The most common species on the island are Western Meadowlarks and Horned Larks. Song and White-crowned Sparrows are abundant, and on nice weather days you can catch an Allen’s Hummingbird zipping by. House Finches hang out near the buildings, and an occasional Northern Flicker or American Robin can be seen.  Orange-crowned Warblers can be found in the vegetated sheltered canyons, and I am looking forward to birding these areas more in the future for more small passerines. Of course Common Ravens are quite common due to all of the available nesting habitat, as are Red-tailed Hawks. American Kestrels are present but not common, and we’ve seen two Northern Harriers in the grasslands.

Before I headed back for the boat, a cooperative Allen’s Hummingbird was dining on the abundant supply of wildflowers, and White-crowned Sparrows were gathered near a barn.
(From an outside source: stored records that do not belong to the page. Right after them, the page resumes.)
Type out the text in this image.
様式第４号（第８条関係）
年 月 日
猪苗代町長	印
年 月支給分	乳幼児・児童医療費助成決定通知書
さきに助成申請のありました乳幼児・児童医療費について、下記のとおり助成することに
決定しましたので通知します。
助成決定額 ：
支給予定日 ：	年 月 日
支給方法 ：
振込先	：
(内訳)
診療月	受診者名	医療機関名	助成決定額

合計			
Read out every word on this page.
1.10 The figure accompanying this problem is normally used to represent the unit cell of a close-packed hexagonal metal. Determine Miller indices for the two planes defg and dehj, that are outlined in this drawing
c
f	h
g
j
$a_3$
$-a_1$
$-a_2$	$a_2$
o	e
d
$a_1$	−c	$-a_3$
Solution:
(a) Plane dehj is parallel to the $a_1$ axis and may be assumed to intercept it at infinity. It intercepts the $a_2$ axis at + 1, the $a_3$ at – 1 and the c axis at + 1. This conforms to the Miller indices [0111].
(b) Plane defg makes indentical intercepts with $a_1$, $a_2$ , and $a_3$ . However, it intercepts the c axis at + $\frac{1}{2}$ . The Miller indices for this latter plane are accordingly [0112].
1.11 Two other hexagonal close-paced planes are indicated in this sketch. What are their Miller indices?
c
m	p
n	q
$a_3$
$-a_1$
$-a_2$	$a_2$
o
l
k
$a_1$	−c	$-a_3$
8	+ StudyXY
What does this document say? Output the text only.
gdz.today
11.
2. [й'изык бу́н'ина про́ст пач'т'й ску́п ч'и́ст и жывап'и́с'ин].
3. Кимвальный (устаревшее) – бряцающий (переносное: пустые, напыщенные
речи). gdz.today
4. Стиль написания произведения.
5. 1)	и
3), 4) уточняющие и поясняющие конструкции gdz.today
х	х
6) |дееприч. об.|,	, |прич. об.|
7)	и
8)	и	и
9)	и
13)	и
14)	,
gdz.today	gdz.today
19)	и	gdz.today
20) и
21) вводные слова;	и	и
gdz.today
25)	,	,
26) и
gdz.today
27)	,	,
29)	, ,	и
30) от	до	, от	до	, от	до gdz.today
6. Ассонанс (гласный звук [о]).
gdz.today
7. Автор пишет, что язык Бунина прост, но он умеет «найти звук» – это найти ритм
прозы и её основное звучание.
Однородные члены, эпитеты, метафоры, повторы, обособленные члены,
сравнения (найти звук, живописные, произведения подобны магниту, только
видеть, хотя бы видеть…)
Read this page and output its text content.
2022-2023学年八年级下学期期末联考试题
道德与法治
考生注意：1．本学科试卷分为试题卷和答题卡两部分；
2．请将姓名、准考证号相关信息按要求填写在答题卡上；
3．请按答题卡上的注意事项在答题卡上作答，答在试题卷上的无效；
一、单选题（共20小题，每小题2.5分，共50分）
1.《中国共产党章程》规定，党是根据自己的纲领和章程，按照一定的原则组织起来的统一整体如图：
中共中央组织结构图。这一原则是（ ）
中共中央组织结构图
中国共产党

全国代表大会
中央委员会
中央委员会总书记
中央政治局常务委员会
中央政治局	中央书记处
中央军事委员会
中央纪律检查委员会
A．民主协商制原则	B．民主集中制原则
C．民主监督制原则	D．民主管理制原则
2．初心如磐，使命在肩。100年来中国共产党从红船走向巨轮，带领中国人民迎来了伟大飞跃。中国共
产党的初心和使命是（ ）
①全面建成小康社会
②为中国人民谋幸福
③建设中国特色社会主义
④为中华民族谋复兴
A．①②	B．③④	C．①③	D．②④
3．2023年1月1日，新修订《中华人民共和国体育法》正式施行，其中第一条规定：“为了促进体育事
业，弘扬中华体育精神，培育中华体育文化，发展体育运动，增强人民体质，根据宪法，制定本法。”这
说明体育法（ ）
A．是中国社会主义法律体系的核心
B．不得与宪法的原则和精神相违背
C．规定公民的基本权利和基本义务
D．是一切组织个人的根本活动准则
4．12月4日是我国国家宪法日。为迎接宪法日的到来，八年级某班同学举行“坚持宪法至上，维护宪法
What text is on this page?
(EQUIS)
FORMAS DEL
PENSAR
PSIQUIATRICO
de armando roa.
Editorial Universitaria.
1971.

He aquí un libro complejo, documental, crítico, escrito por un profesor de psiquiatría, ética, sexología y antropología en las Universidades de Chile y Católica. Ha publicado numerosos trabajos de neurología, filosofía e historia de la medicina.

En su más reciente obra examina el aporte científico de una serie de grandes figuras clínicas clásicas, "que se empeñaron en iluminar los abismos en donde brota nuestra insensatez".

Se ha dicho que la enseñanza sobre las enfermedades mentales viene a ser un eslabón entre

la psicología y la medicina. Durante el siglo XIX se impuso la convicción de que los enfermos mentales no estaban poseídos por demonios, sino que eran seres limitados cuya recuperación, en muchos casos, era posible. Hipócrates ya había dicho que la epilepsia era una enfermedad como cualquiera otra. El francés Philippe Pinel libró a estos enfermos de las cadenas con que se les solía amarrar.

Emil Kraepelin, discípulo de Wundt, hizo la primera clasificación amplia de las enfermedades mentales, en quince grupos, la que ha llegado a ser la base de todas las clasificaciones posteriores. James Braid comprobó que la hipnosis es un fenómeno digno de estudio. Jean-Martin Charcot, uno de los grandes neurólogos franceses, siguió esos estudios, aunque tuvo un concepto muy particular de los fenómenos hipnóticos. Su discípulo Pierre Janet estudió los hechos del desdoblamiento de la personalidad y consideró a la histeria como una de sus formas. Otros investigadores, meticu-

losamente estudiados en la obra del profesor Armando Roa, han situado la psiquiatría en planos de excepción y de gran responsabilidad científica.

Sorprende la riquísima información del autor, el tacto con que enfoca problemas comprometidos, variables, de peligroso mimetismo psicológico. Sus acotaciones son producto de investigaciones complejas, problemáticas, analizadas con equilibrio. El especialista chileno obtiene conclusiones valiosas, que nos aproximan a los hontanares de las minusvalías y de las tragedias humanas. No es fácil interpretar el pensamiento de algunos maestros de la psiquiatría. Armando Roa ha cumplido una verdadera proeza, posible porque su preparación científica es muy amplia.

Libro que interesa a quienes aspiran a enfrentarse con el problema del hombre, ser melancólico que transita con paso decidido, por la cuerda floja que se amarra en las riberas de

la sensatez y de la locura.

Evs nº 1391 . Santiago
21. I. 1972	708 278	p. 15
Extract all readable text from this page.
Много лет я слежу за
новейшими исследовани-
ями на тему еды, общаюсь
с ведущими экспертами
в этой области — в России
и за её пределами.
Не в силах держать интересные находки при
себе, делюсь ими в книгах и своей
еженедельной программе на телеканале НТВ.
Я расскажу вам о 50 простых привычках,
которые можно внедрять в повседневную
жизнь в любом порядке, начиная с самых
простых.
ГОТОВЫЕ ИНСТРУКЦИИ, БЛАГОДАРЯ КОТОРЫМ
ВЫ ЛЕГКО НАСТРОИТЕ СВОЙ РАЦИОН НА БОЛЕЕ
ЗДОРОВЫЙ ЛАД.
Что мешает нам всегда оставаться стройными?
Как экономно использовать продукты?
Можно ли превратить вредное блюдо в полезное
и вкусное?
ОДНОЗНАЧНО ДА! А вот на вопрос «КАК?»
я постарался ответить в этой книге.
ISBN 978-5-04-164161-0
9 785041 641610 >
In another small ravine, I found a Loggerhead Shrike in addition to a Red-breasted Sapsucker.

A male Allen's Hummingbird is hard to miss!

A male Allen’s Hummingbird is hard to miss!

Allen's Hummingbird - male feeding on Red Paintbrush, one of the many types wildflowers in bloom on the island

Allen’s Hummingbird – male feeding on Red Paintbrush, one of the many types wildflowers in bloom on the island

Allen's Hummingbird - male

Allen’s Hummingbird – male

Back at the dock, our gear was being loaded back into the boat, along with one of our ATVs that was having carburetor issues. The trip back to the mainland was much more agreeable, and I’ll be posting a summary and some photos of what I saw! I am really looking forward to spending more time on the island and around Southern California!